I first became aware of the issue shortly after moving to Massachusetts, when the newly-formed Clamshell Alliance was fighting the Seabrook power plant just over the border in New Hampshire. I thought perhaps they were anti-Vietnam War activists just looking for a new cause. The nuclear technology seemed kind of neat, compared to oil, coal and potentially explosive gas.

But then I received a flier in my Marblehead mailbox about evacuation plans in case of an accident upwind at Seabrook. I seem to recall being assigned an interior New Hampshire community that would "take us in," and upon hearing the alarm we were to leave immediately for that town, leaving our pets behind.

I figured my family would head home to Pennsylvania instead, with the dogs and cat, so wondered if we should try to drive through the traffic jams in Lynn or those in the Salem/Peabody corridor, on the way to the highway.

The time frame mentioned in the flier was very short, so I then recalled a different flier we military families were given about how to respond to similar emergencies in foreign lands. There was a two-page list of things to do, including boarding windows, storing water in bathtubs, collecting medical supplies, etc.; and the very last item on the list was to "bend over and kiss your a** goodbye."

Around the time I saw the movie, "The China Syndrome," I saw a map showing all the nuclear power plants in the country. I was surprised to see a bunch of them in my native Pennsylvania, where my parents still lived. Wondered when that happened without anyone I knew noticing. Maybe there was no activist Keystone Alliance. Anyhow, in 1979 there was an accident at Three Mile Island. Fortunately, it was contained and no one was hurt.

Sometime later I ran into a Boston Edison executive, and asked him why Seabrook had been built on an earthquake fault.

"Don't worry," he said, "there hasn't been an earthquake here in over 200 years."

I'd hoped for a more technical answer. Didn't this mean we could be due?

His response validated a suspicion I'd been acquiring since starting work as a political activist: Many important people don't know what they're doing.
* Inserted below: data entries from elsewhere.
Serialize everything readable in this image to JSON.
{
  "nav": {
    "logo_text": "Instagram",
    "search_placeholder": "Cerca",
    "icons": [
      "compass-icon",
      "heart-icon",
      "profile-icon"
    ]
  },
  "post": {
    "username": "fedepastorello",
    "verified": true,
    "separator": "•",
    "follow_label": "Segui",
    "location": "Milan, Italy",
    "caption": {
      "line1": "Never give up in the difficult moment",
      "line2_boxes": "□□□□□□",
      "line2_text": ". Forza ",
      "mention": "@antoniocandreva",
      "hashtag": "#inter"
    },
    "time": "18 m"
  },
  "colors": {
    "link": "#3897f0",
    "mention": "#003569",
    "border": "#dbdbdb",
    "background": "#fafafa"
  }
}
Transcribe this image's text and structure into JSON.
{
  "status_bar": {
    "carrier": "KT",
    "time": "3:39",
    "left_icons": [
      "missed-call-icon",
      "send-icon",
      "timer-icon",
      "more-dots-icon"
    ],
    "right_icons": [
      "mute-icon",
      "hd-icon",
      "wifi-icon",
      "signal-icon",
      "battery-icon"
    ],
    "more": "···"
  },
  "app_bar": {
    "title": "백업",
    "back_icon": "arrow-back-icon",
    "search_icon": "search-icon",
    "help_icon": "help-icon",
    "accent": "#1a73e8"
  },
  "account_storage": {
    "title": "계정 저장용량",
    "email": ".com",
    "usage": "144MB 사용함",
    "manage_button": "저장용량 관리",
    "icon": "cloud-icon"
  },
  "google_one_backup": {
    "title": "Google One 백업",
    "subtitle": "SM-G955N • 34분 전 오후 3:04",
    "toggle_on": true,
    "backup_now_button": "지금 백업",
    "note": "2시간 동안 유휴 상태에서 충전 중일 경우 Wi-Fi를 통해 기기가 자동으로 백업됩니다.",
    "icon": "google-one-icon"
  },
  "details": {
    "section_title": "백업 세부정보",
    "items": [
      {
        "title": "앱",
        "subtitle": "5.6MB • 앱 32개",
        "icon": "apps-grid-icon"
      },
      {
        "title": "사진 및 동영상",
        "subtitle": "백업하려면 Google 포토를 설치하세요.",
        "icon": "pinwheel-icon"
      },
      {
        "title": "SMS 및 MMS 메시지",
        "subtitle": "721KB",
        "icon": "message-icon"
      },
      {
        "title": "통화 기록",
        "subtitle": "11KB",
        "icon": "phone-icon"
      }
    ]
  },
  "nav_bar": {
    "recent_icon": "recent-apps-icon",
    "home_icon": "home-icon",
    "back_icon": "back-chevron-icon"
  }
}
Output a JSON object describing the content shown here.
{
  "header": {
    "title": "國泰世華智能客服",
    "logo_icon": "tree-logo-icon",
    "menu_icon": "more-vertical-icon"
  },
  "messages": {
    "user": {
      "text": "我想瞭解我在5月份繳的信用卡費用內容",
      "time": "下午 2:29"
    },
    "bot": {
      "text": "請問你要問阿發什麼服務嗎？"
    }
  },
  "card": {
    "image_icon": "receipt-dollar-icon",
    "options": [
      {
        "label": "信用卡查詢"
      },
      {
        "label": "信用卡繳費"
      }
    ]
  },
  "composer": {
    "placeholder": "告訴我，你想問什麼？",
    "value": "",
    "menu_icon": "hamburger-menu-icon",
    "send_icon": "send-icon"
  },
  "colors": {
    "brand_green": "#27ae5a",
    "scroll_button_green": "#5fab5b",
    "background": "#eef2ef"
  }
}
Prominent among them may have been the members of Congress who passed the Price-Anderson Act, which promised to back up the nuclear plant owners for liability costs that private-sector companies wouldn't fully insure. Uh-oh, marketplace dismissed, government involved: Now I'm scared.

I did some research on the issue and asked my next question: What will you do with the nuclear waste? I learned that the primary plan, then and now, was to ship it across the country on trains through major population centers. And I'm still watching the ongoing battle over Yucca Mountain, Nev., the chosen storage site, itself located near a major earthquake fault, and near where my grandchildren live now.

In 1987, I visited Austrian friends, who carried a Geiger counter to market to check vegetables that could still be contaminated by radiation from the 1986 Chernobyl explosion.

The efficient Japanese build nuclear facilities far superior to those of the Soviet communists. Still I was surprised to see so many of them sited in the "Pacific Ring of Fire."

If Japan's hold up through the extraordinary events of the last several days, human ingenuity will have scored some points against Mother Nature. If not, or regardless, we Americans need answers to our questions about nuclear power plants here.

The comments made and opinions expressed in her columns are those of Barbara Anderson
and do not necessarily reflect those of Citizens for Limited Taxation.

Barbara Anderson is executive director of Citizens for Limited Taxation. Her column appears weekly in the Salem News and other Eagle Tribune newspapers; bi-weekly in the Tinytown Gazette.